Я уже прекратила поиски и теперь изо всех сил давлю мужчине на плечи, тесня его к выходу.
— Я ничего тебе не сделаю. Просто полежим вместе.
— Что ты несешь, твою мать?! Убирайся!
Он тоже начинает злиться, и это, наверное, опасно, но мне уже наплевать.
— Разве ты сама не хочешь, чтобы я остался?
Я таращу на него глаза и даже, кажется, смеюсь.
— Ты что, издеваешься? Я разве неясно выразилась?
— Но я мог бы…
— Послушай. Хочешь, чтобы я позвала своего проводника? Он как раз в соседней палатке. Он обеспечит тебе серьезные неприятности. — Я словно собираюсь пожаловаться учителю на мальчика, который толкнул меня на перемене.
Похоже, последний довод оказывается действенным. Мужчина пятится и постепенно, задницей вперед, начинает выбираться из палатки. Вид у него при этом очень обиженный.
— Ладно. Ладно, если ты хочешь, чтобы я ушел, я уйду.
— Слава тебе господи.
Я опять закрываю на молнию дверь и еще некоторое время шарю вокруг в поисках телефона. Его здесь нет. Я точно знаю, что этот человек забрал мой мобильник с собой. Мне хочется в туалет, но я не решаюсь выйти из палатки в эту темноту.
Остаток ночи я беспокойно дремлю, прижимая к груди каменную шайбу. Если этот человек вернется, она станет моим главным оружием. Но он не возвращается, и довольно скоро снаружи до меня начинают доноситься мирные утренние звуки: скрип и хлопанье дверей, журчание воды, приглушенные голоса поваров, готовящих завтрак для туристов. Но я все еще боюсь выйти из палатки, или, может быть, «боюсь» — неправильное слово. Одетая, я сижу у окна и смотрю в ту сторону, откуда должен появиться Элли. Мне хочется рассказать обо всем именно ему и совсем не хочется быть первой, кто сообщит о случившемся Кезуме.
Мне кажется, что прошло несколько часов, но на самом деле, наверное, не больше десяти минут (что тоже немало, учитывая состояние моего мочевого пузыря), когда у нашей машины я наконец вижу того, кто мне нужен.

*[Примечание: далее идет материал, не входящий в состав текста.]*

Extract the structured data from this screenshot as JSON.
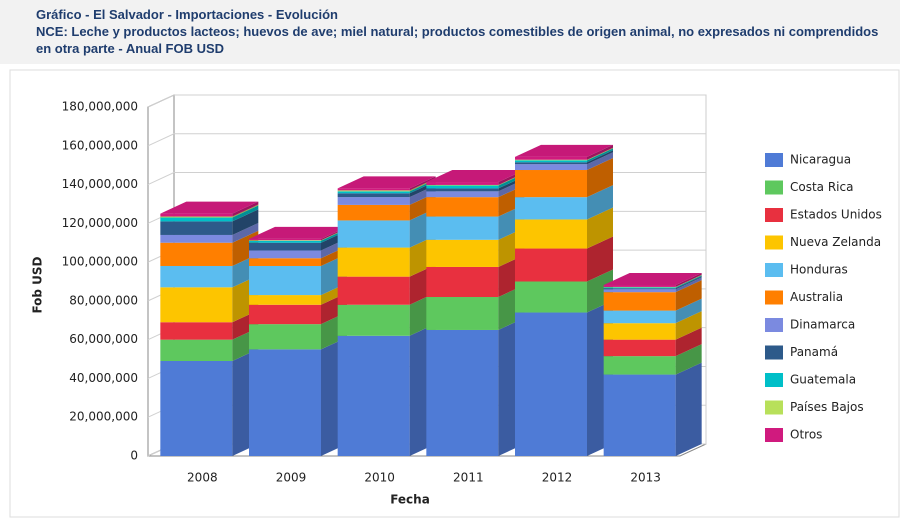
{
  "chart_data": {
    "type": "bar3d_stacked",
    "title": "Gráfico - El Salvador - Importaciones - Evolución",
    "subtitle": "NCE: Leche y productos lacteos; huevos de ave; miel natural; productos comestibles de origen animal, no expresados ni comprendidos en otra parte - Anual FOB USD",
    "x_label": "Fecha",
    "y_label": "Fob USD",
    "categories": [
      "2008",
      "2009",
      "2010",
      "2011",
      "2012",
      "2013"
    ],
    "series": [
      {
        "name": "Nicaragua",
        "color": "#4f7bd6",
        "values": [
          49000000,
          55000000,
          62000000,
          65000000,
          74000000,
          42000000
        ]
      },
      {
        "name": "Costa Rica",
        "color": "#5ec85e",
        "values": [
          11000000,
          13000000,
          16000000,
          17000000,
          16000000,
          9500000
        ]
      },
      {
        "name": "Estados Unidos",
        "color": "#e8303f",
        "values": [
          9000000,
          10000000,
          14500000,
          15500000,
          17000000,
          8500000
        ]
      },
      {
        "name": "Nueva Zelanda",
        "color": "#fdc500",
        "values": [
          18000000,
          5000000,
          15000000,
          14000000,
          15000000,
          8500000
        ]
      },
      {
        "name": "Honduras",
        "color": "#5bbdf0",
        "values": [
          11000000,
          15000000,
          14000000,
          12000000,
          11500000,
          6500000
        ]
      },
      {
        "name": "Australia",
        "color": "#ff7f00",
        "values": [
          12000000,
          4000000,
          8000000,
          10000000,
          14000000,
          9500000
        ]
      },
      {
        "name": "Dinamarca",
        "color": "#7b8ae0",
        "values": [
          4000000,
          4000000,
          4000000,
          3000000,
          3000000,
          1500000
        ]
      },
      {
        "name": "Panamá",
        "color": "#2d5a8a",
        "values": [
          7000000,
          4000000,
          2000000,
          1500000,
          1000000,
          500000
        ]
      },
      {
        "name": "Guatemala",
        "color": "#00bfc8",
        "values": [
          2000000,
          1000000,
          1000000,
          1500000,
          1000000,
          500000
        ]
      },
      {
        "name": "Países Bajos",
        "color": "#b8e05a",
        "values": [
          500000,
          300000,
          500000,
          300000,
          300000,
          200000
        ]
      },
      {
        "name": "Otros",
        "color": "#d01a7e",
        "values": [
          1500000,
          700000,
          1000000,
          1500000,
          1500000,
          1000000
        ]
      }
    ],
    "ylim": [
      0,
      180000000
    ],
    "yticks": [
      0,
      {
        "value": 20000000,
        "label": "20,000,000"
      },
      {
        "value": 40000000,
        "label": "40,000,000"
      },
      {
        "value": 60000000,
        "label": "60,000,000"
      },
      {
        "value": 80000000,
        "label": "80,000,000"
      },
      {
        "value": 100000000,
        "label": "100,000,000"
      },
      {
        "value": 120000000,
        "label": "120,000,000"
      },
      {
        "value": 140000000,
        "label": "140,000,000"
      },
      {
        "value": 160000000,
        "label": "160,000,000"
      },
      {
        "value": 180000000,
        "label": "180,000,000"
      }
    ],
    "grid": true,
    "legend": "right"
  }
}
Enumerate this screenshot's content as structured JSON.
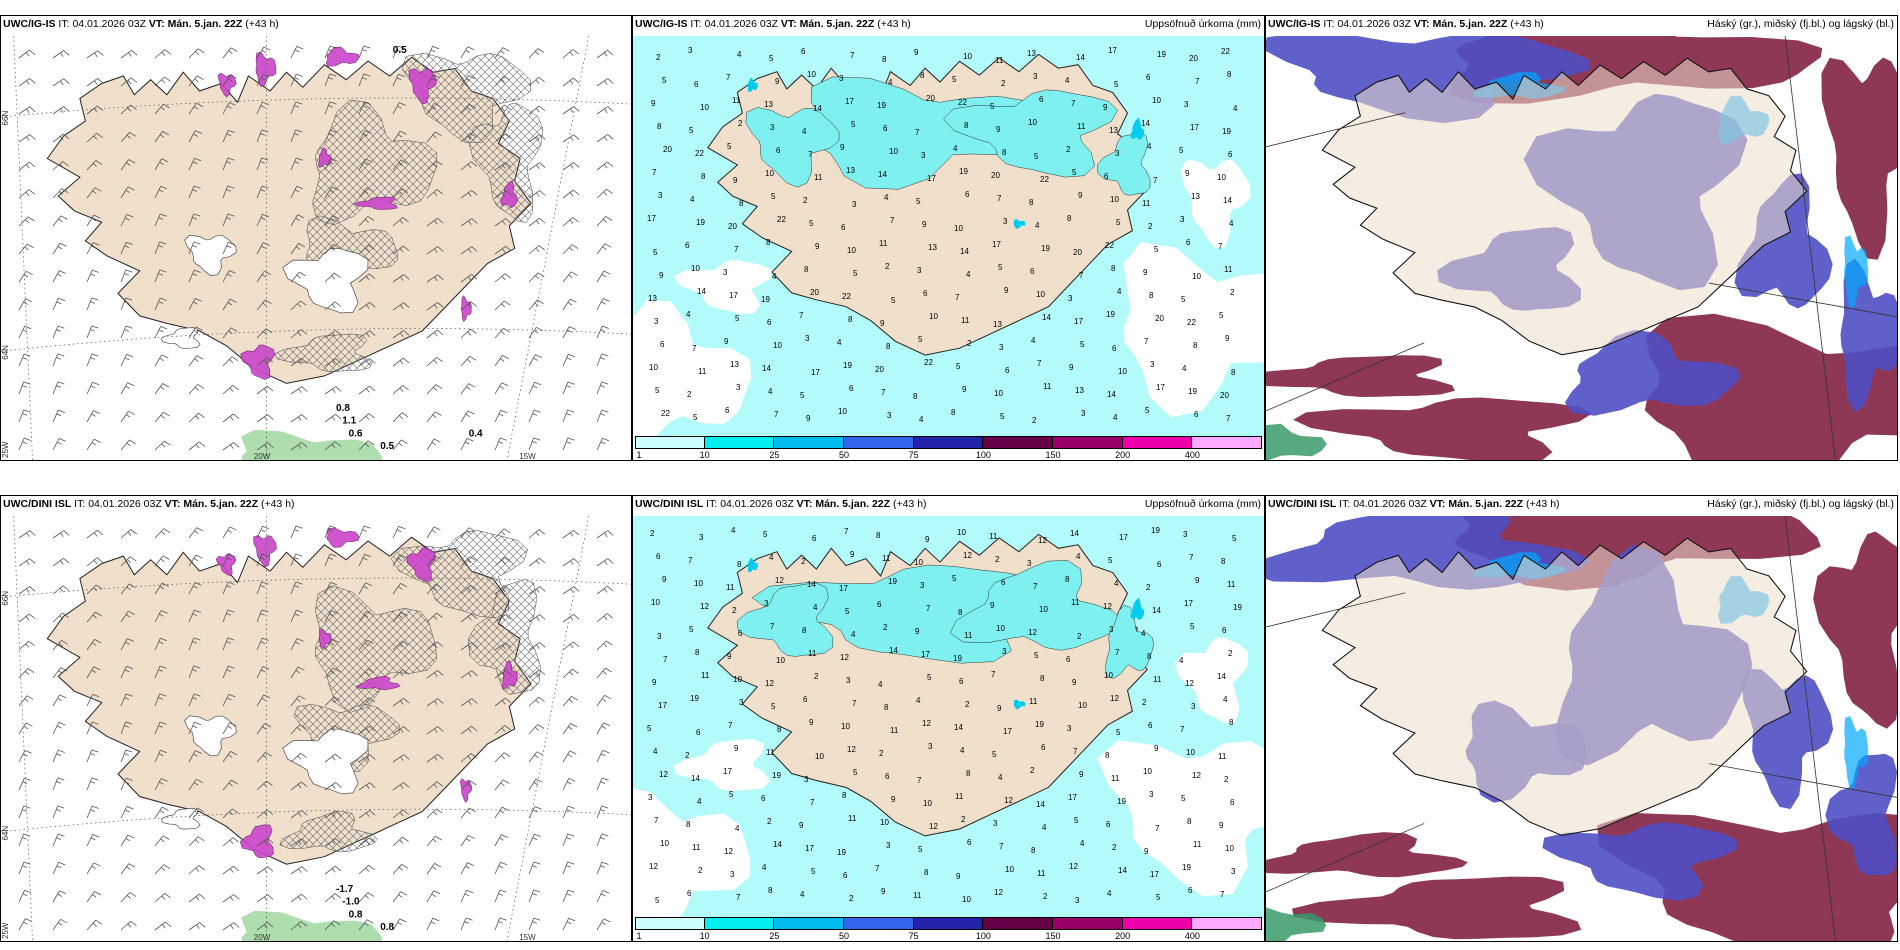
{
  "panels": [
    {
      "id": "p1",
      "model": "UWC/IG-IS",
      "it_label": "IT:",
      "it_value": "04.01.2026 03Z",
      "vt_label": "VT:",
      "vt_value": "Mán. 5.jan. 22Z",
      "lead": "(+43 h)",
      "right_title": "",
      "type": "wind",
      "grid_labels": [
        "66N",
        "64N",
        "25W",
        "20W",
        "15W"
      ],
      "value_labels": [
        "0.8",
        "1.1",
        "0.6",
        "0.5",
        "0.4",
        "0.5"
      ]
    },
    {
      "id": "p2",
      "model": "UWC/IG-IS",
      "it_label": "IT:",
      "it_value": "04.01.2026 03Z",
      "vt_label": "VT:",
      "vt_value": "Mán. 5.jan. 22Z",
      "lead": "(+43 h)",
      "right_title": "Uppsöfnuð úrkoma (mm)",
      "type": "precip"
    },
    {
      "id": "p3",
      "model": "UWC/IG-IS",
      "it_label": "IT:",
      "it_value": "04.01.2026 03Z",
      "vt_label": "VT:",
      "vt_value": "Mán. 5.jan. 22Z",
      "lead": "(+43 h)",
      "right_title": "Háský (gr.), miðský (fj.bl.) og lágský (bl.)",
      "type": "cloud"
    },
    {
      "id": "p4",
      "model": "UWC/DINI ISL",
      "it_label": "IT:",
      "it_value": "04.01.2026 03Z",
      "vt_label": "VT:",
      "vt_value": "Mán. 5.jan. 22Z",
      "lead": "(+43 h)",
      "right_title": "",
      "type": "wind",
      "grid_labels": [
        "66N",
        "64N",
        "25W",
        "20W",
        "15W"
      ],
      "value_labels": [
        "-1.7",
        "-1.0",
        "0.8",
        "0.8"
      ]
    },
    {
      "id": "p5",
      "model": "UWC/DINI ISL",
      "it_label": "IT:",
      "it_value": "04.01.2026 03Z",
      "vt_label": "VT:",
      "vt_value": "Mán. 5.jan. 22Z",
      "lead": "(+43 h)",
      "right_title": "Uppsöfnuð úrkoma (mm)",
      "type": "precip"
    },
    {
      "id": "p6",
      "model": "UWC/DINI ISL",
      "it_label": "IT:",
      "it_value": "04.01.2026 03Z",
      "vt_label": "VT:",
      "vt_value": "Mán. 5.jan. 22Z",
      "lead": "(+43 h)",
      "right_title": "Háský (gr.), miðský (fj.bl.) og lágský (bl.)",
      "type": "cloud"
    }
  ],
  "precip_colorbar": {
    "labels": [
      "1",
      "10",
      "25",
      "50",
      "75",
      "100",
      "150",
      "200",
      "400"
    ],
    "colors": [
      "#ccffff",
      "#00eeee",
      "#00bbee",
      "#3366ee",
      "#2222aa",
      "#660044",
      "#990066",
      "#ee00aa",
      "#ffaaff"
    ]
  },
  "precip_numbers_top": [
    "2",
    "3",
    "4",
    "5",
    "6",
    "7",
    "8",
    "9",
    "10",
    "11",
    "13",
    "14",
    "17",
    "19",
    "20",
    "22",
    "5",
    "6",
    "7",
    "9",
    "10",
    "3",
    "4",
    "8",
    "5"
  ],
  "precip_numbers_bottom": [
    "2",
    "3",
    "4",
    "5",
    "6",
    "7",
    "8",
    "9",
    "10",
    "11",
    "12",
    "14",
    "17",
    "19",
    "3",
    "5",
    "6",
    "7",
    "8",
    "4",
    "2",
    "9",
    "11",
    "10",
    "12"
  ],
  "colors": {
    "land": "#efdfcb",
    "sea_precip": "#b3fafa",
    "precip_light": "#7ff0f0",
    "cloud_high": "#7a1538",
    "cloud_mid": "#4f4fc4",
    "cloud_low": "#00aaff",
    "wind_purple": "#cc44cc",
    "wind_green": "#9ad49a",
    "barb": "#555555"
  }
}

— Элли! Элли! — хриплым шепотом зову я, высунувшись из палатки.
Он оглядывается, и я знаками подзываю его, чувствуя себя при этом очень неловко.

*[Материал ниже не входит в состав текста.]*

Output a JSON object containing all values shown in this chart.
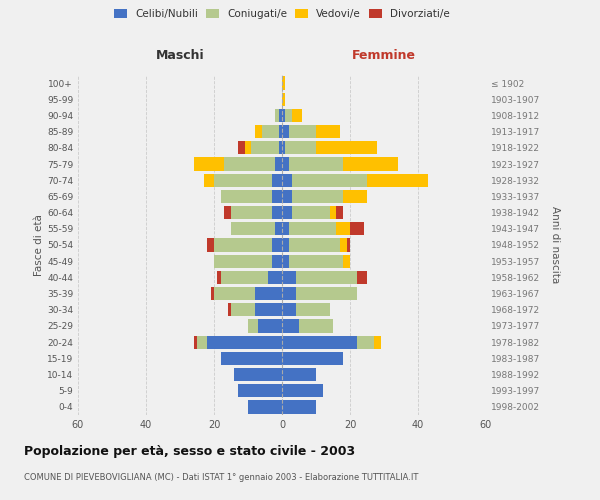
{
  "age_groups": [
    "0-4",
    "5-9",
    "10-14",
    "15-19",
    "20-24",
    "25-29",
    "30-34",
    "35-39",
    "40-44",
    "45-49",
    "50-54",
    "55-59",
    "60-64",
    "65-69",
    "70-74",
    "75-79",
    "80-84",
    "85-89",
    "90-94",
    "95-99",
    "100+"
  ],
  "birth_years": [
    "1998-2002",
    "1993-1997",
    "1988-1992",
    "1983-1987",
    "1978-1982",
    "1973-1977",
    "1968-1972",
    "1963-1967",
    "1958-1962",
    "1953-1957",
    "1948-1952",
    "1943-1947",
    "1938-1942",
    "1933-1937",
    "1928-1932",
    "1923-1927",
    "1918-1922",
    "1913-1917",
    "1908-1912",
    "1903-1907",
    "≤ 1902"
  ],
  "colors": {
    "celibi": "#4472c4",
    "coniugati": "#b5c98e",
    "vedovi": "#ffc000",
    "divorziati": "#c0392b"
  },
  "males": {
    "celibi": [
      10,
      13,
      14,
      18,
      22,
      7,
      8,
      8,
      4,
      3,
      3,
      2,
      3,
      3,
      3,
      2,
      1,
      1,
      1,
      0,
      0
    ],
    "coniugati": [
      0,
      0,
      0,
      0,
      3,
      3,
      7,
      12,
      14,
      17,
      17,
      13,
      12,
      15,
      17,
      15,
      8,
      5,
      1,
      0,
      0
    ],
    "vedovi": [
      0,
      0,
      0,
      0,
      0,
      0,
      0,
      0,
      0,
      0,
      0,
      0,
      0,
      0,
      3,
      9,
      2,
      2,
      0,
      0,
      0
    ],
    "divorziati": [
      0,
      0,
      0,
      0,
      1,
      0,
      1,
      1,
      1,
      0,
      2,
      0,
      2,
      0,
      0,
      0,
      2,
      0,
      0,
      0,
      0
    ]
  },
  "females": {
    "celibi": [
      10,
      12,
      10,
      18,
      22,
      5,
      4,
      4,
      4,
      2,
      2,
      2,
      3,
      3,
      3,
      2,
      1,
      2,
      1,
      0,
      0
    ],
    "coniugati": [
      0,
      0,
      0,
      0,
      5,
      10,
      10,
      18,
      18,
      16,
      15,
      14,
      11,
      15,
      22,
      16,
      9,
      8,
      2,
      0,
      0
    ],
    "vedovi": [
      0,
      0,
      0,
      0,
      2,
      0,
      0,
      0,
      0,
      2,
      2,
      4,
      2,
      7,
      18,
      16,
      18,
      7,
      3,
      1,
      1
    ],
    "divorziati": [
      0,
      0,
      0,
      0,
      0,
      0,
      0,
      0,
      3,
      0,
      1,
      4,
      2,
      0,
      0,
      0,
      0,
      0,
      0,
      0,
      0
    ]
  },
  "title": "Popolazione per età, sesso e stato civile - 2003",
  "subtitle": "COMUNE DI PIEVEBOVIGLIANA (MC) - Dati ISTAT 1° gennaio 2003 - Elaborazione TUTTITALIA.IT",
  "xlabel_left": "Maschi",
  "xlabel_right": "Femmine",
  "ylabel_left": "Fasce di età",
  "ylabel_right": "Anni di nascita",
  "xlim": 60,
  "background_color": "#f0f0f0",
  "grid_color": "#cccccc"
}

— Послушай, у меня тут небольшая проблема. — Я предлагаю ему укороченную версию ночных приключений. — Тот мужик, у которого мы вчера купили пиво, он ночью забрался в мою палатку. Он… — Мне трудно подобрать правильное слово. Элли уже явно встревожился, а мне вовсе не хочется поднимать шум вокруг всей этой истории. — Он… хотел переспать со мной, наверное.
— Он забрался в твою палатку? С тобой все в порядке?
— Да, да, все в порядке. Но дело в том, что он украл мой телефон. Я не хочу устраивать скандал, я просто…
— Подожди здесь.
Через несколько минут Кезума, Лейан и Элли с озабоченными серьезными лицами собираются у моей палатки, и я еще раз рассказываю всю историю. Кезума покусывает большой палец — он всегда так делает, когда чем-то встревожен.
— Значит, ты купила у него пиво?
— Да. Ну, вернее, Элли купил.
— А после этого он пришел к тебе в палатку?
— Да. Два раза.
— А ты не говорила ему ничего такого, чтобы он мог подумать, будто…
— Я с ним вообще почти не говорила.
— Правда. Он и постоял-то с нами всего пару минут, — подтверждает Элли. Он стоит, опустив голову, и я понимаю, что отчасти он считает себя ответственным за ночной инцидент и ему стыдно.
— Элли, ты сможешь найти этого человека?
— Он тут работает с одной из групп туристов. Поваром. Я его найду. — Элли разворачивается и быстро идет в сторону кухни.